Antiques Roadshow guest stunned to find out true value of late Sheffield lecturer’s jewellery
A guest at a popular TV show was left stunned to learn that two pieces of unique jewellery left by his late aunt - a Sheffield university lecturer in the 60s - were valued at a whopping £8,000.
The man had brought a gold bracelet and a kunzite-stone brooch to BBC’s Antiques Roadshow's V&A in Dundee to be inspected by jewellery expert Susan Rumfitt.
He also brought along a handwritten postcard by a mystery man named 'Bruno' that was sent to his aunt, Myra in 1969, before she passed away in 2002.
The postcard read: "Best greetings from Russia. With love, Bruno,"
He explained: "I don't know who Bruno was, this was a postcard sent to my aunt in 1969. My aunt, Myra, passed away in 2002.
"Before she passed away, she gave me these two items. They told me these were handmade by an Italian jeweller, and she gave no name and just told me to look after it, (saying) 'It's very special'."
Asked by Susan which one was his favourite, the man replied: "I prefer the bracelet because that was the one that she referred to the most and that was the one that was very special when she handed it to me."
To which, Susan jokingly responded: "This Bruno was very special to her as well by the sounds of things."
She then proceeded to explain who she thought the jewellery could be from.
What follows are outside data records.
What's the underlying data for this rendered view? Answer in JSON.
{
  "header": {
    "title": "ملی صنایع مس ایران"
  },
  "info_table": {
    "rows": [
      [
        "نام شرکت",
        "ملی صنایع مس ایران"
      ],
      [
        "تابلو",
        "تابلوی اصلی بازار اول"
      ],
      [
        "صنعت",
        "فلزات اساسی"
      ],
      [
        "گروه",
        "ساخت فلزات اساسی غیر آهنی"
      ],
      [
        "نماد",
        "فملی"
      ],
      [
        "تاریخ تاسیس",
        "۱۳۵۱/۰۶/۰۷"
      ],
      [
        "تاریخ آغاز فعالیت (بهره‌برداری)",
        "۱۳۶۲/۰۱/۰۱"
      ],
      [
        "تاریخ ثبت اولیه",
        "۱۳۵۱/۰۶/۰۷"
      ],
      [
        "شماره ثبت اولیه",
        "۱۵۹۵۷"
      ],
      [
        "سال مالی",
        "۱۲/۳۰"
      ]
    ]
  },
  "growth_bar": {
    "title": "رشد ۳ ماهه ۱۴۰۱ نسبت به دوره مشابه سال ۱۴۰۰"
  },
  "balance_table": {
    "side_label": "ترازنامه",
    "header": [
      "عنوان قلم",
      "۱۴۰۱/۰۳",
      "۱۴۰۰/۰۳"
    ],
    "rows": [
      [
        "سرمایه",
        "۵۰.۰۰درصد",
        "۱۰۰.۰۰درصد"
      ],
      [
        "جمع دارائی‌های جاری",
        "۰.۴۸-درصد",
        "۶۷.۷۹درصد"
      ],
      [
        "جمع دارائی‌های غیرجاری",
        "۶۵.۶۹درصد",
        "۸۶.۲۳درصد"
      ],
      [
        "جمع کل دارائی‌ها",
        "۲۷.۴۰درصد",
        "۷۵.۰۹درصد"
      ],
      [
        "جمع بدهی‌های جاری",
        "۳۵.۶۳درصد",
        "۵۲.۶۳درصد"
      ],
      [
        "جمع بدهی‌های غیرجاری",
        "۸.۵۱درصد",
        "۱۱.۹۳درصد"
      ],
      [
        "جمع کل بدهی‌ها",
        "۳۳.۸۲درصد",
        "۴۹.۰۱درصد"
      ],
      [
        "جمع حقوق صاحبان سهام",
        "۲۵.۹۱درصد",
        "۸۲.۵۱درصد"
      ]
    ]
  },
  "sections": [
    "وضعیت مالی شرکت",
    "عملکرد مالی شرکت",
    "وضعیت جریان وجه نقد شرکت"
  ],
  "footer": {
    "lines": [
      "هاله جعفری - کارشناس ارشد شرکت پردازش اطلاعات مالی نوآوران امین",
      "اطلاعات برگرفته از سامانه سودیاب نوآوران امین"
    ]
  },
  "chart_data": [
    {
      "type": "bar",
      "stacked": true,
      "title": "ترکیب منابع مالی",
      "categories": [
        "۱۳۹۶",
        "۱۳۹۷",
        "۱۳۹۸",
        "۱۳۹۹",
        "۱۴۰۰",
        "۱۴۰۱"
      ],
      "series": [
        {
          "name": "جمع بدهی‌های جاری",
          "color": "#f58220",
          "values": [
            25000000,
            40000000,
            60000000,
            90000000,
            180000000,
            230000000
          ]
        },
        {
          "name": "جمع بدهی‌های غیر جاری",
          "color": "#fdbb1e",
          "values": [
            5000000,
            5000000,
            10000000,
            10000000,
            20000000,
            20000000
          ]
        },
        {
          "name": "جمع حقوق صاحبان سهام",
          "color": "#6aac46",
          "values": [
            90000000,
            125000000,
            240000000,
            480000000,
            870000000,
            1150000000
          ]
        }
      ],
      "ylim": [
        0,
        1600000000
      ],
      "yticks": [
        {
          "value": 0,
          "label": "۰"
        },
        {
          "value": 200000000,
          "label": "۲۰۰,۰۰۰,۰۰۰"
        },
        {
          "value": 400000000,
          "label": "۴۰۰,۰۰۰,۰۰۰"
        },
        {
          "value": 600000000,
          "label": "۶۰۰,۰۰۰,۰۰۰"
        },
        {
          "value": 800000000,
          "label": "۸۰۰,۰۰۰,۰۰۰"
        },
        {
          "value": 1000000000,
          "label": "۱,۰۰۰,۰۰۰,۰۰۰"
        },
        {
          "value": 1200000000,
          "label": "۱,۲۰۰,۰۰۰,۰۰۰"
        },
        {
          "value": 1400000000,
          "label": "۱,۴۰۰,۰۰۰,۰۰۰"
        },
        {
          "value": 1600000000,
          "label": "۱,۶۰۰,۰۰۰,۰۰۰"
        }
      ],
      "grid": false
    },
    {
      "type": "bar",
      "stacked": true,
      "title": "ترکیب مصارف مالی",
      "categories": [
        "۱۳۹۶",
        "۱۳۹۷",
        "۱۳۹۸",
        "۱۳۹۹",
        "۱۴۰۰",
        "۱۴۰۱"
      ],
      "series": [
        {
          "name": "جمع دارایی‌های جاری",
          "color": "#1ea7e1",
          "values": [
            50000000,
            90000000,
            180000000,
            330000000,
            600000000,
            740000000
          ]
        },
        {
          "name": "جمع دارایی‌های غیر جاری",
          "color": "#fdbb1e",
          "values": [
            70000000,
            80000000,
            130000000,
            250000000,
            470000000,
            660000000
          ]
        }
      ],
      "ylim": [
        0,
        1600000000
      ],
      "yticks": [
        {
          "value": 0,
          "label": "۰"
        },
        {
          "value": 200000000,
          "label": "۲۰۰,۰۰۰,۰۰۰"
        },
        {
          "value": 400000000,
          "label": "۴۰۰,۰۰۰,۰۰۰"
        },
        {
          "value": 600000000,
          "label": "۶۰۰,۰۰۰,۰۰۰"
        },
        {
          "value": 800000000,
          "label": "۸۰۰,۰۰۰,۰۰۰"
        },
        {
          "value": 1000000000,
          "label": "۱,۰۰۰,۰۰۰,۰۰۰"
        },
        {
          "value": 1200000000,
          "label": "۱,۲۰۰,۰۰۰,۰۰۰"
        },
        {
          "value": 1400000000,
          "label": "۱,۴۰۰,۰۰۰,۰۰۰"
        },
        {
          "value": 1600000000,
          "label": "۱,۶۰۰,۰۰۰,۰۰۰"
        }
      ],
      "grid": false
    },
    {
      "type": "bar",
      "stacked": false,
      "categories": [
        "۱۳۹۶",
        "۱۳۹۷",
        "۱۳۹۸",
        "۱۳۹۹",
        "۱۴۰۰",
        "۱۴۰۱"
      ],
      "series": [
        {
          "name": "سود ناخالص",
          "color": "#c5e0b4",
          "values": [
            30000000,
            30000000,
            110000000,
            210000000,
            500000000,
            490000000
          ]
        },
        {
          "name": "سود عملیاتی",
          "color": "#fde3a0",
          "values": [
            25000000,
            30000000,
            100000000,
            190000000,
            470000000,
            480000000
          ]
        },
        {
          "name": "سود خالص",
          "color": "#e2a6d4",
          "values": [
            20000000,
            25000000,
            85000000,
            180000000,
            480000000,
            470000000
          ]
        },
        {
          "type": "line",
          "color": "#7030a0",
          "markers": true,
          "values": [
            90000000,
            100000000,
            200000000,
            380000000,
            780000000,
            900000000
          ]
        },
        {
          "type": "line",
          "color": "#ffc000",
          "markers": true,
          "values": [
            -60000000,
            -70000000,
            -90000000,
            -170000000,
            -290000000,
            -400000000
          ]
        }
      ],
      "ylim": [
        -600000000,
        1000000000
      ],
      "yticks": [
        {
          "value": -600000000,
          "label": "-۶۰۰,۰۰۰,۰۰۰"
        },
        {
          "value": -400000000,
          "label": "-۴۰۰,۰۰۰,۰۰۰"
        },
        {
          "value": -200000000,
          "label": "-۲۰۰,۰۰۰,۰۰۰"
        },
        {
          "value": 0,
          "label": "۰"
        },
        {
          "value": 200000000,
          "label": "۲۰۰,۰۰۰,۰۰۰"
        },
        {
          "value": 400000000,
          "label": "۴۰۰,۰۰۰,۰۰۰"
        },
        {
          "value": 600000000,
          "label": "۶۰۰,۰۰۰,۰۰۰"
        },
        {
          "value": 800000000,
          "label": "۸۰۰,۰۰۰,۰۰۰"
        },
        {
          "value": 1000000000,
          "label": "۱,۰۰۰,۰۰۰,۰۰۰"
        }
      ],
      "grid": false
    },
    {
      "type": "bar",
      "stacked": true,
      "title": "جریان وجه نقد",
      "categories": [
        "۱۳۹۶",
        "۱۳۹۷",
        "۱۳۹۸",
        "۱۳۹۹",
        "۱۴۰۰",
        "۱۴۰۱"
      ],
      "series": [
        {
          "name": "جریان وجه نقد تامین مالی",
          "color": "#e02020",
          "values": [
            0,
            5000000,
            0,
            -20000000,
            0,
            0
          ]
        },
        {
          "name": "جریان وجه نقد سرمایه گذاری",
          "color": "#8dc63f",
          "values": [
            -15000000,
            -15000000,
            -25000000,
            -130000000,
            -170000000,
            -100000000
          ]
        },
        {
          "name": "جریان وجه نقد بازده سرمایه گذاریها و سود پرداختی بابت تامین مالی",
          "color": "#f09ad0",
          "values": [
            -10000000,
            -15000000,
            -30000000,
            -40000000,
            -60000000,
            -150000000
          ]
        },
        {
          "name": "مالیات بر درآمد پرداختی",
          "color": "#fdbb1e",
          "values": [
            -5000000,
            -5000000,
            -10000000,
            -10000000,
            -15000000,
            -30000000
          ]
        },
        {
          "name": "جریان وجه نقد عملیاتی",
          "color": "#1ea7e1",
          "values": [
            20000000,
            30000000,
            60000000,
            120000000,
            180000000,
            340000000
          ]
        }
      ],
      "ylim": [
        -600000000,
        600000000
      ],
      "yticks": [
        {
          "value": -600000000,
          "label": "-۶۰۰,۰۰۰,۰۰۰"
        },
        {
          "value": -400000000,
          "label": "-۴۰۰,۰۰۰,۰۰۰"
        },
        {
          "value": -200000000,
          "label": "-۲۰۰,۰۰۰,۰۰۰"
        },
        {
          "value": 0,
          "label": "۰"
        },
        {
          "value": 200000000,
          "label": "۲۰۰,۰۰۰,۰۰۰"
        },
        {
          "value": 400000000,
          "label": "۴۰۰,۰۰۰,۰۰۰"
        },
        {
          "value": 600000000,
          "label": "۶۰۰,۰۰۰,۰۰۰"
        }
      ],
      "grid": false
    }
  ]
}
"There was an Italian jeweller who was working in the 60s called Bruno Martinazzi and he had been born in Turin and also developed his skill as a goldsmith whilst he was out there as well.
"He was quite a philosophical man and really enjoyed looking at what the world had to offer and how you could interpret that into pieces of very sculptural jewellery, almost on the lines of Salvador Dali and people like that.”
She then asked the man if his late aunt was interested in arts or antiques, just like the jeweller.
The man said: "Yes, she studied art and she was an art and textile lecturer in Sheffield and Manchester.
"In the 60s, she was a great activist in LGBT rights and CND and the like, she was very active."
Susan said this could possibly be the reason both of them shared a lot of the same interests and that they got on so well.
She then went on to reveal the estimated value of the bracelet with an 18-carat gold with a continental mark on it and the brooch, complete with diamonds and pearls at the centre of the stone known as kunzite.
She said: "Value wise, they're both very, very different. The bracelet is highly fashionable at the moment.
"If it did come up for auction, I'd expect a value of £1,800 to 2,000. As regards the brooch, I'd imagine that it's an auction fetching between £4,000 and £6,000."
The man appeared stunned after learning the true value and could only utter "wow" in response before thanking her.
"It’s my pleasure. So, which one do you like now?" Sarah asked, laughing.